Matt Haig’s To be a Cat is a feline version of the body-swap films that contemplate what it would be like to wake up in someone else’s body. In this case, as the title suggests, the “body swap” takes place between a boy and a cat.
Barney Willow discovers that cats have a far superior intellect to humans and, like others before him, he wished he was a cat. Having got his wish, his struggle now is to survive the malevolent ambitions of his erstwhile headteacher—who wants him dead—and to find a way back into his own body. To be a Cat will certainly appeal to readers of his earlier book, Shadow Forest, which won the Smarties Gold Award.
Haig says the idea for the story stemmed from an adult book he wrote, his début The Last Family in England. He said: “I always like to look at life from a different perspective, and The Last Family in England is told from a dog’s perspective. To be a Cat looks at life from a cat’s point of view. Cats have so much mystery and a magical quality about them.
“I didn’t really know how the book was going to develop, I just had the first chapter where this boy wakes up in a Kafkaesque style, not knowing what is going on or why, and discovers he is a different creature. I was almost as confused as the central character about why he was a cat, and had to work hard to make the story work.
“In the end, Barney has to gain the strength and self-knowledge to not be a cat anymore. It’s a nice metaphor about being proud of who you are, which I’ve never managed—that’s why I’m a writer.

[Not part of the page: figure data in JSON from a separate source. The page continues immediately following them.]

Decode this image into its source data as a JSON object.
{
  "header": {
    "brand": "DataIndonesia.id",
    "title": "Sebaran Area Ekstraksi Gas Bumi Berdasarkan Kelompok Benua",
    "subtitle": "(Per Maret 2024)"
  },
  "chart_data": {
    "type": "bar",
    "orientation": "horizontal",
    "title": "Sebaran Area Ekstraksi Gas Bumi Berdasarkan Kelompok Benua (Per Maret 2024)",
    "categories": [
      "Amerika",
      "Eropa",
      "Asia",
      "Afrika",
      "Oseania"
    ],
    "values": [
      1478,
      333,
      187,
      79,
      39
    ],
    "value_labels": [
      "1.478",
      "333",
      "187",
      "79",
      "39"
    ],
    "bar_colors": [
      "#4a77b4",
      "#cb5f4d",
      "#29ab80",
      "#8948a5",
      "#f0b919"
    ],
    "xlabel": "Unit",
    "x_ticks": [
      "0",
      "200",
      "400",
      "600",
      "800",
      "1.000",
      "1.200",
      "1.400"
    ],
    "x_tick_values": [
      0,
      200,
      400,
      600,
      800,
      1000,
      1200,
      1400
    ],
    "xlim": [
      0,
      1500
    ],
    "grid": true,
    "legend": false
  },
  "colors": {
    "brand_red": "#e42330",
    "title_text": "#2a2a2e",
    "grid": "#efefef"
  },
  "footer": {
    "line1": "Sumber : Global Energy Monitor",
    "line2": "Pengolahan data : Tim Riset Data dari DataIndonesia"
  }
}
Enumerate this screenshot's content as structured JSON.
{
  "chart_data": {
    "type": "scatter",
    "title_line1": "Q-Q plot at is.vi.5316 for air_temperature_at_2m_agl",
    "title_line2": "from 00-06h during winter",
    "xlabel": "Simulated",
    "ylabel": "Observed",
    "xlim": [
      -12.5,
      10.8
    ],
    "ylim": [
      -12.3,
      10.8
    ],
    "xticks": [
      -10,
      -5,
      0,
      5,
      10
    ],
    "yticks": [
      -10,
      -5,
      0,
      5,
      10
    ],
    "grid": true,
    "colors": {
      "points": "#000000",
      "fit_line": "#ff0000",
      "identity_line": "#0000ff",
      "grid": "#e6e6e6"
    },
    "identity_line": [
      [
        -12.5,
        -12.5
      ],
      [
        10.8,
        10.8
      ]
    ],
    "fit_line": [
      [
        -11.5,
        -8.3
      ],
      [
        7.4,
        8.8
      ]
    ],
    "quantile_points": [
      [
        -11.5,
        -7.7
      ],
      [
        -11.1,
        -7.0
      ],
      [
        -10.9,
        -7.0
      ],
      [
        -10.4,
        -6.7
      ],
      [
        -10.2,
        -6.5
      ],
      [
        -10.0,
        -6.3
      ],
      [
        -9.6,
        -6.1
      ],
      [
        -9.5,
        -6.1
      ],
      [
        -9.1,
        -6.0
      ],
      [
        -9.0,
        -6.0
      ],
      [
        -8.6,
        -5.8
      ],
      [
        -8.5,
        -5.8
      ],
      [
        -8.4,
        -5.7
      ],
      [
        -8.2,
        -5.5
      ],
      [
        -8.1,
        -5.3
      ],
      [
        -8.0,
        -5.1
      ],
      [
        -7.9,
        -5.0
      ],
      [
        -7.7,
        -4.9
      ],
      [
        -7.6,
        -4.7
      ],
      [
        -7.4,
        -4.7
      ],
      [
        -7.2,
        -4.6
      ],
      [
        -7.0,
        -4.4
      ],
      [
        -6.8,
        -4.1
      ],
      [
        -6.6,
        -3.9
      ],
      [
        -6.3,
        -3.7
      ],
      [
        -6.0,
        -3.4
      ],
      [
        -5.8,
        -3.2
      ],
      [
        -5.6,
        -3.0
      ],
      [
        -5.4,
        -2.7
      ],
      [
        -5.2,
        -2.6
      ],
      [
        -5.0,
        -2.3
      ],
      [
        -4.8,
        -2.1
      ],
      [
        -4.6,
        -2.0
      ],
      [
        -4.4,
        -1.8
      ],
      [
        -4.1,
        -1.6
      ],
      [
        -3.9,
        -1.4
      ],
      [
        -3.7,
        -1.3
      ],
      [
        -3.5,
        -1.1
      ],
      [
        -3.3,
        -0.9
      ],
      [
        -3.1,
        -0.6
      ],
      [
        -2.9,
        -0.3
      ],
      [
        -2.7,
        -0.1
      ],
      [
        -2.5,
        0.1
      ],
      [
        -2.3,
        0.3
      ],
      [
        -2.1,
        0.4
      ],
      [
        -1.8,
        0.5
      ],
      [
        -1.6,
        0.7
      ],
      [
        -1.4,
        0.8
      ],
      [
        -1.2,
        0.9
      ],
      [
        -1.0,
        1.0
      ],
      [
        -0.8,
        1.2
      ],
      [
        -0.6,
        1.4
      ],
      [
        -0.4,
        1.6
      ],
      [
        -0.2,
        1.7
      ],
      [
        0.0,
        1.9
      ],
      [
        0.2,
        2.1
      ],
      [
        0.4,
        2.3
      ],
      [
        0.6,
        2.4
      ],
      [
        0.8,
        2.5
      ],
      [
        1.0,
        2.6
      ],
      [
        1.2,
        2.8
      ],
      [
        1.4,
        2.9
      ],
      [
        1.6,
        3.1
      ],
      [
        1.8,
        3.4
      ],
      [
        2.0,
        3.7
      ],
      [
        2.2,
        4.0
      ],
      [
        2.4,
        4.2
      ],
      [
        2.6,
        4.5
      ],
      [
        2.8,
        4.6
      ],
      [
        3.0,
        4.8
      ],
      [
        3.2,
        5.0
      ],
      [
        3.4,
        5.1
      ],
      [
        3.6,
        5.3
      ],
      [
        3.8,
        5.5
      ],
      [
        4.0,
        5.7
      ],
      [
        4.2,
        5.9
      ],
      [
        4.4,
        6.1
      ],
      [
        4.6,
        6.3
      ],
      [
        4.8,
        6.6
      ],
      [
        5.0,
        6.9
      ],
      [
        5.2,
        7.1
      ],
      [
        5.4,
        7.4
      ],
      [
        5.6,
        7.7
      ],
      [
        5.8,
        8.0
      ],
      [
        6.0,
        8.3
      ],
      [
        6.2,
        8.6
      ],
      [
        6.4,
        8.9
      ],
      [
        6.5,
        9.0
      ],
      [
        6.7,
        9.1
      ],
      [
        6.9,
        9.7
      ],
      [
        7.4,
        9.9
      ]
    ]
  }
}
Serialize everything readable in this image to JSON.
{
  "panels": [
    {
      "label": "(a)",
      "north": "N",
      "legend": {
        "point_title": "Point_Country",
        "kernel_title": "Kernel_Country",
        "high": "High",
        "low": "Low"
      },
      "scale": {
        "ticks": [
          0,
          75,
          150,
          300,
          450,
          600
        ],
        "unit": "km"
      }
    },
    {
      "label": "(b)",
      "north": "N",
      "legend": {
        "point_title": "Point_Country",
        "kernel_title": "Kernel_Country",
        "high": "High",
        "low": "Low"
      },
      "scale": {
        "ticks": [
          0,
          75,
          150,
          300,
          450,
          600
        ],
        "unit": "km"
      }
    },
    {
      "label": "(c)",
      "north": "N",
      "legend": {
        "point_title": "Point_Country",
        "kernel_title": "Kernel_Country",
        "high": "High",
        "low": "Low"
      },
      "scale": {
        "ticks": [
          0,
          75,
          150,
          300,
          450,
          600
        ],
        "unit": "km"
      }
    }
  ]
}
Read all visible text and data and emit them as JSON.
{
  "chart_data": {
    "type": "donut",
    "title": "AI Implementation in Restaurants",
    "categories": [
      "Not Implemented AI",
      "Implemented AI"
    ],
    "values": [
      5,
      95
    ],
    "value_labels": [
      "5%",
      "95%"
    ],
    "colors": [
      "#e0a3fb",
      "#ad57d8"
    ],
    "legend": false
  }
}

“The bad character, the headteacher Miss Whipmire, was the most fun to write. Writers sometimes forget that kids like that kind of ‘badness’—but Roald Dahl always had some borderline schizophrenic character going on. They are fun and give you the opportunity for some really cruel and nasty dialogue. It’s pantomime, really.
“I don’t give the story a completely happy ending; I think sometimes it’s a little cheap to do so especially in children’s stories. For every child reading a book, there is something in their life that is not quite 100%, and it’s hard to tell a child that happiness is when every piece of the jigsaw is in the right place. It’s more nourishing for a child to see that they can still find happiness even if not everything is in the right place in their life.”
To Be a Cat by Matt Haig is published by The Bodley Head.